Ondertussen denkt Ten Holt al aan de volgende stap in de ontwikkeling. “Ik denk dat voor het begrip van een gebaar karakteristieke bewegingen, bijvoorbeeld handen die samen een rondje maken, belangrijker zijn dan op welke precieze positie dat gebaar gemaakt wordt. In een volgende versie zou ik dat willen inbrengen.”
Arendsen doet onderzoek naar de perceptie van gebaren door mensen en is het met Ten Holt eens dat mensen anders naar gebaren kijken dan de huidige computers.
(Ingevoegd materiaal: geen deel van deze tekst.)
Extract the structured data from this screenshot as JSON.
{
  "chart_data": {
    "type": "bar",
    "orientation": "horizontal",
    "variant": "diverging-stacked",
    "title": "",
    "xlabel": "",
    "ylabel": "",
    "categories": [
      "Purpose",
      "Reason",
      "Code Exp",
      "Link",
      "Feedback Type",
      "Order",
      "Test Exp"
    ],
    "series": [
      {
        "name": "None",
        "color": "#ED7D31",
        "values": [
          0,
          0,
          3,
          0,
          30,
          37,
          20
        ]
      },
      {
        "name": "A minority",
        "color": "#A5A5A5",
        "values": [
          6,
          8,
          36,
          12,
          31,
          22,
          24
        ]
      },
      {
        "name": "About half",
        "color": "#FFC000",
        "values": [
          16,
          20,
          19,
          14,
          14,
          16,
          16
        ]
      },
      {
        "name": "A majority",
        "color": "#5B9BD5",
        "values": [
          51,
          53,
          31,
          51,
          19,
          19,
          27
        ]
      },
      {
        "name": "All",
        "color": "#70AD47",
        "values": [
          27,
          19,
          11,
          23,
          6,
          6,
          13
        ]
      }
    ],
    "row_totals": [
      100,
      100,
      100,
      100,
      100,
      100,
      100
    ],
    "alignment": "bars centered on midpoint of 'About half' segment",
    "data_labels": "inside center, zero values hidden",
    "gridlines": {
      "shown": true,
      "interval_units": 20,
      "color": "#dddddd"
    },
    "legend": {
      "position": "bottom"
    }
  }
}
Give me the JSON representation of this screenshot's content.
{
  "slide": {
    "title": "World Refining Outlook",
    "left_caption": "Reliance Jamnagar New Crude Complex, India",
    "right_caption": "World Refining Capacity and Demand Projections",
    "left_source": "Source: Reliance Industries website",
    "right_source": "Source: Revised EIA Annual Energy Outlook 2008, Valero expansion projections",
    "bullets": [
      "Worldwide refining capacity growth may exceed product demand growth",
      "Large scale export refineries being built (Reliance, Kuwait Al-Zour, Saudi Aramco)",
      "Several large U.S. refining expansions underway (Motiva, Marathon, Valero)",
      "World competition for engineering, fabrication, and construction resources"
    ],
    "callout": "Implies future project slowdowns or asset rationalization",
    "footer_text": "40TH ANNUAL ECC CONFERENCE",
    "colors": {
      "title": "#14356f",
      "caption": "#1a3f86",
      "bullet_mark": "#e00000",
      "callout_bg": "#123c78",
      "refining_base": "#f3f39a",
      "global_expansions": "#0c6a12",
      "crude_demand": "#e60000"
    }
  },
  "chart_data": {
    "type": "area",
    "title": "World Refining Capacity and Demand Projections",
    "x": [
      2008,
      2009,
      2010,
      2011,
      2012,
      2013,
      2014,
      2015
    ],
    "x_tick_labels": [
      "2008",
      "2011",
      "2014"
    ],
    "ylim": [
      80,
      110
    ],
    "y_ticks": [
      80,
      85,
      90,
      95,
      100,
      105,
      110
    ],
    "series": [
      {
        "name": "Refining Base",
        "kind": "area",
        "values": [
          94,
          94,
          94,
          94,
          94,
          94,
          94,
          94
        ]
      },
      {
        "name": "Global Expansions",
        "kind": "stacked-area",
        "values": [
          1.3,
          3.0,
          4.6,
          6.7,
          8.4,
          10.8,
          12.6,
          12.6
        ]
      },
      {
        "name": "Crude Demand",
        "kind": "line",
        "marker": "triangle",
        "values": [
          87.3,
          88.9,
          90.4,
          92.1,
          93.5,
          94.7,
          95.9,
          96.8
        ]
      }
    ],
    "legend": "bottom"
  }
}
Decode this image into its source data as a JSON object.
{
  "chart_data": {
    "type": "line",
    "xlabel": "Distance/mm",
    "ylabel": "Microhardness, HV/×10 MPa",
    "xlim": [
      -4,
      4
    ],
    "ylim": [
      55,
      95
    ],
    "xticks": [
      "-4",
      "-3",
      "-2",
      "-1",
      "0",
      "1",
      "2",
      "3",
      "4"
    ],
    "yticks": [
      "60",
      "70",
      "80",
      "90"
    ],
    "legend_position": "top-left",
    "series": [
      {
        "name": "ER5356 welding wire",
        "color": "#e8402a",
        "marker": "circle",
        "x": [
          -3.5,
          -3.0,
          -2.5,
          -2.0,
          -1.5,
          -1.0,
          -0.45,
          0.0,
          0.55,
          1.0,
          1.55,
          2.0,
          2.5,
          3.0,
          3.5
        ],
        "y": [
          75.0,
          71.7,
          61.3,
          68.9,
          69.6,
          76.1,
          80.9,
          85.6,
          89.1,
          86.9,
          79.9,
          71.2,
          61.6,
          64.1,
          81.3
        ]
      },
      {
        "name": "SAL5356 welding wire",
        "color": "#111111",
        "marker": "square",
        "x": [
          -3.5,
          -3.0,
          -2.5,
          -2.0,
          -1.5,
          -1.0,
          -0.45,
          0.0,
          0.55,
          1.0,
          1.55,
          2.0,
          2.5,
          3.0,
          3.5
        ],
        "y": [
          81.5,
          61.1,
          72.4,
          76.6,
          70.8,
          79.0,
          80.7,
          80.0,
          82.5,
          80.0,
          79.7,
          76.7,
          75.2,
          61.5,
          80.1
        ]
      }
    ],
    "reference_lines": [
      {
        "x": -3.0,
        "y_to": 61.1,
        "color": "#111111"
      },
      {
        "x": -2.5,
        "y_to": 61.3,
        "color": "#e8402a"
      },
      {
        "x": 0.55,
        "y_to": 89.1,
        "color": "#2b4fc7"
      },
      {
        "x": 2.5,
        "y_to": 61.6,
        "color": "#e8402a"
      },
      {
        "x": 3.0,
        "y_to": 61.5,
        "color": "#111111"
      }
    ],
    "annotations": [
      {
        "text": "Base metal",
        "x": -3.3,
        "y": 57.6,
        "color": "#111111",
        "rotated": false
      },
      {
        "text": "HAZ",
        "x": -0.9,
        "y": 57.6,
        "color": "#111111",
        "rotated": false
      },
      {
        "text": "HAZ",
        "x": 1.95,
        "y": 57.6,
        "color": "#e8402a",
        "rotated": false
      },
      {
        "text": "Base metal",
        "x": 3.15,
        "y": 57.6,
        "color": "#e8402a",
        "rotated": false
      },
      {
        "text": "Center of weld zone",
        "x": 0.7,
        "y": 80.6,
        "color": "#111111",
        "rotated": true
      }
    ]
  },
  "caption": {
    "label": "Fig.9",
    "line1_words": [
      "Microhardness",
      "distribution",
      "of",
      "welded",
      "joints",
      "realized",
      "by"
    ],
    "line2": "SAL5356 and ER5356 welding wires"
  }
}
Personen zullen minder snel een gebaar fout rekenen dan een heel precies geprogrammeerde computer. “Ouders begrijpen heel snel wat hun kind bedoelt, ook al gebaart of praat hij onduidelijk.” Ook kan een machine niet het verschil zien tussen een gebaar en alle andere bewegingen. “In mijn experimenten weten mensen feilloos wanneer iets een gebaar is. Ze negeren het gewoon als iemand aan zijn neus frunnikt, terwijl een computer meteen kijkt welk gebaar het is.” Zoals een mens gebaren waarneemt zal een computer dat niet snel leren, maar de technologie van beeldherkenning is in ontwikkeling. In computerspellen bijvoorbeeld. “Met de Playstation Eye-Toy kun je al een tijdje tegenstanders op het scherm uitschakelen door in je kamer met je handen in de lucht te slaan.”
Kinderen tussen drie en vijf jaar kunnen met de computer gebarentaal oefenen. Zij maken het gebaar dat hoort bij het plaatje op het scherm en de computer ‘beoordeelt’ of het goed is. (Foto: Jeroen Arendsen)
Om een taal te leren, zijn vooral de eerste levensjaren belangrijk. “Maar de ouders van dove kinderen moeten vaak zelf nog gebarentaal leren”, aldus promovenda drs. Gineke ten Holt (Elektrotechniek, Wiskunde en Informatica). Om kinderen tussen drie en vijf jaar extra te laten oefenen met gebaren, ontwikkelt ze een elektronische leeromgeving, samen met de Nederlandse stichting voor het dove en slechthorende kind en twee andere promovendi.
De kinderen moeten bijvoorbeeld als ze een filmpje van een gebaar zien, het juiste plaatje erbij zoeken. Of bij een plaatje het juiste gebaar maken, waarbij de computer ‘beoordeelt’ of het goed is. Met dit laatste deel, de gebarentaalherkenner, houden de Delftse onderzoekers zich bezig. En dat is nog niet zo gemakkelijk.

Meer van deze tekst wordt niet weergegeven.